In another patient with a similar presentation, infiltration is shown with a 30-gauge needle into the incision sites, followed by infiltration of the local solution into the entire nose with a type III Coleman cannula.
The dorsum is approached first with a curved Coleman cannula through the forehead incision. The fat in this case was layered, beginning against the periosteum/perichondrium, and was gradually brought through the layers to the immediate subdermal layer.
Fatty tissue was then layered in a similar fashion into the right lateral nose deficiency through the same forehead incision.
The tip was approached through the same incision to provide the first direction for layering into the tip to try to increase tip projection.
From the alar base, tissue was layered for structural support into the area of the alar notching. This structural approach should start at the alar rim through the middle alae.
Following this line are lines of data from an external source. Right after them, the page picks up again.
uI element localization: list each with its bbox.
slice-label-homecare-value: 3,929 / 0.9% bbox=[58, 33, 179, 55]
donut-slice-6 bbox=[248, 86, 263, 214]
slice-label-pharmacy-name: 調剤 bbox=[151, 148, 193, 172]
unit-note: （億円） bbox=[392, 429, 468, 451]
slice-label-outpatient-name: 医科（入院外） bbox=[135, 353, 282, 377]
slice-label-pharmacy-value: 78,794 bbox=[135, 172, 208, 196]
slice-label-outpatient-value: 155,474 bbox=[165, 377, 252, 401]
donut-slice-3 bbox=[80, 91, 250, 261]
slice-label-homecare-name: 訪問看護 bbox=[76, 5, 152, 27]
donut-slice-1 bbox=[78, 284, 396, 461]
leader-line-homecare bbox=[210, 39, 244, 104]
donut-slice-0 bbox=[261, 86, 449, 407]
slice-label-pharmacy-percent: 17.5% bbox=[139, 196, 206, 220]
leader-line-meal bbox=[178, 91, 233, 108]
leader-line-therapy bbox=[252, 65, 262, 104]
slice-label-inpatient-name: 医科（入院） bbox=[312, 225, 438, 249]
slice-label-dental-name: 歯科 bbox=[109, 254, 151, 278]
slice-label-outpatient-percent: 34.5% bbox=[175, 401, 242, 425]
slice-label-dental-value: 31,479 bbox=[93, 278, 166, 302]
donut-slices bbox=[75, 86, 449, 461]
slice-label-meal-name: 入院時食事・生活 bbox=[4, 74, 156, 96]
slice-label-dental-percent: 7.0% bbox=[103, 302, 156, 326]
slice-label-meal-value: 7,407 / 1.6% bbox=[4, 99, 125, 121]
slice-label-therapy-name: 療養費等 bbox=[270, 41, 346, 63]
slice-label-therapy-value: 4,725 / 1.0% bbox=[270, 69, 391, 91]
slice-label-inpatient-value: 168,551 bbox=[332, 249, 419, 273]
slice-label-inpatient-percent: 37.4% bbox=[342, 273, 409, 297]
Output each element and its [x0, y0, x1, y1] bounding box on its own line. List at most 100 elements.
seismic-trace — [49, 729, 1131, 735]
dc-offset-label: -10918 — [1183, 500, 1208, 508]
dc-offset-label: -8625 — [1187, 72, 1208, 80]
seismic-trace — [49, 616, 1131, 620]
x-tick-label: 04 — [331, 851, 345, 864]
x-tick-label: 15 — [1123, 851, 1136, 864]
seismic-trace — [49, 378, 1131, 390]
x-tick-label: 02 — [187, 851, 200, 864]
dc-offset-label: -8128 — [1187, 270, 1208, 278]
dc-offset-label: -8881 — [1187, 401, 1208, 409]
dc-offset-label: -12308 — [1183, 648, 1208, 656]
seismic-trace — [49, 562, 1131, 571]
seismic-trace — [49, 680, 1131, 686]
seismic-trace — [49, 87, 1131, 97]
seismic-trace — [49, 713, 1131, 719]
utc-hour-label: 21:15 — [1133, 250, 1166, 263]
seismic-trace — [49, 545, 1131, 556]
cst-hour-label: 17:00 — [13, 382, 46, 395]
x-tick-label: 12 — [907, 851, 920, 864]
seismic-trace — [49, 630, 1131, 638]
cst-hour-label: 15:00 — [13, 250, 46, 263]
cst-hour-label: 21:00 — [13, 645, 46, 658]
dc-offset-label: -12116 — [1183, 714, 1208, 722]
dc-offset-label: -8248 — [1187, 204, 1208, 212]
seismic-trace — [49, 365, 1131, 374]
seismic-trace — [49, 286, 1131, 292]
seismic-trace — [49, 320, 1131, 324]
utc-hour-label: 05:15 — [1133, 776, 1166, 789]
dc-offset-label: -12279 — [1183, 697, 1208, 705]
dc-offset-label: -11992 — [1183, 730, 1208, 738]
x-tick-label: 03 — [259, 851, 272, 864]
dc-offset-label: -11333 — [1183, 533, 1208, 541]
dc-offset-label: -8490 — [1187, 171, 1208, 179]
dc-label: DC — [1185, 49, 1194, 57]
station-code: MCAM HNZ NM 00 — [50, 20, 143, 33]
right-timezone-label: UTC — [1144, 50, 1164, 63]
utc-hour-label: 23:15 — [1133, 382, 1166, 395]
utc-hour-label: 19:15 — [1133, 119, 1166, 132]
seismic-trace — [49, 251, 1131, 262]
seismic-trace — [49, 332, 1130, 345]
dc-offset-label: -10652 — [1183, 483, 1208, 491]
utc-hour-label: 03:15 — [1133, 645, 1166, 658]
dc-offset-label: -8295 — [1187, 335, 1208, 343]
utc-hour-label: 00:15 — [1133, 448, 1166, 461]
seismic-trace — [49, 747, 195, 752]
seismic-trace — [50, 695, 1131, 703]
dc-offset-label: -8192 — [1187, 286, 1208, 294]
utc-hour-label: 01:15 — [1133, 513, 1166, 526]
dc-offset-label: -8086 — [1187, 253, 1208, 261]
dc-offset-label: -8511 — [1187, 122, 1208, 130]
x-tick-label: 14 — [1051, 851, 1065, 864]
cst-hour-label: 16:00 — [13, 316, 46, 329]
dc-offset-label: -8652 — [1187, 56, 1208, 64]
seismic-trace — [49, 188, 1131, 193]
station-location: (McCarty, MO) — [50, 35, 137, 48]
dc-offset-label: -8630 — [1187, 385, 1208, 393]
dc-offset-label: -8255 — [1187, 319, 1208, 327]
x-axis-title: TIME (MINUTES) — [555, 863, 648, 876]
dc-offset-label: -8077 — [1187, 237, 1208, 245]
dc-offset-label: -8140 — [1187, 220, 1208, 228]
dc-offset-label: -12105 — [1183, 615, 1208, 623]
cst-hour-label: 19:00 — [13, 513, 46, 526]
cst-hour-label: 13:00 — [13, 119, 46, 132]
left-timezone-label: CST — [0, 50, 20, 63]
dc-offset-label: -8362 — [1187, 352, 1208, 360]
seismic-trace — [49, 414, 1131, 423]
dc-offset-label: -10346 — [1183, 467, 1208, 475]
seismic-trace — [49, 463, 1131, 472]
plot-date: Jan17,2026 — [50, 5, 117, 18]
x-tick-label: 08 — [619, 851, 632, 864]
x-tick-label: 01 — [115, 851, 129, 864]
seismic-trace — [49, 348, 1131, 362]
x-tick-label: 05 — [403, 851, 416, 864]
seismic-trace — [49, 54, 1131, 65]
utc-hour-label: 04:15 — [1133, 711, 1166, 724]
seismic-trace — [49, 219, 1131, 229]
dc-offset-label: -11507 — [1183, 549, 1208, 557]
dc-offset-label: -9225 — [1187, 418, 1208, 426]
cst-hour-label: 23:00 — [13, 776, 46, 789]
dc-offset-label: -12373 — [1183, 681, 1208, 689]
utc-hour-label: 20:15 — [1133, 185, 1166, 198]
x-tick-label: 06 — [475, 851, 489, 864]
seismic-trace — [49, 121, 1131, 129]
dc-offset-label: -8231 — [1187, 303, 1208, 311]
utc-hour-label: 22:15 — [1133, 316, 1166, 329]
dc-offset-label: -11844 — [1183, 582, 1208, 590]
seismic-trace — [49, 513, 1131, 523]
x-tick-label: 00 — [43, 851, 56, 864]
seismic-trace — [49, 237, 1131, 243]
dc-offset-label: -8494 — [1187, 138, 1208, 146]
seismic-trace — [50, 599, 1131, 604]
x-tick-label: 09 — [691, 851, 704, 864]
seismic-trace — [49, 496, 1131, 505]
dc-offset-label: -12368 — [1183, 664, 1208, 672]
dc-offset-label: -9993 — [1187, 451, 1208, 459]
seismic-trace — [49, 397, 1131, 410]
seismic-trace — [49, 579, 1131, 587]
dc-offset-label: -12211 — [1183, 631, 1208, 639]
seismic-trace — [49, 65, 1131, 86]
From this approach, further augmentation of the nasal tip can be attained to increase tip projection.
The right lateral nasal deficiency that was approached from the forehead now could be approached from the alar base. Adding a second direction of placement is always advised when possible.
Before proceeding with another direction of placement into the nose, the incisions already made should be closed to prevent leakage of the fat out the incision sites.
An incision was made in the vermilion of the lip to access the tip from another direction and to allow placement into the columella to increase columellar show.
Intradermal injections into the central dorsum can sharpen the straight line of reflected light and add extra dorsal projection and maybe even tip projection.
Further support in the alar rim can be created by supplementing the subcutaneous placement with intradermal injection from a different direction. The surgeon should avoid injection into the deeper structures with a sharp needle to avoid intravascular cannulation of arteries.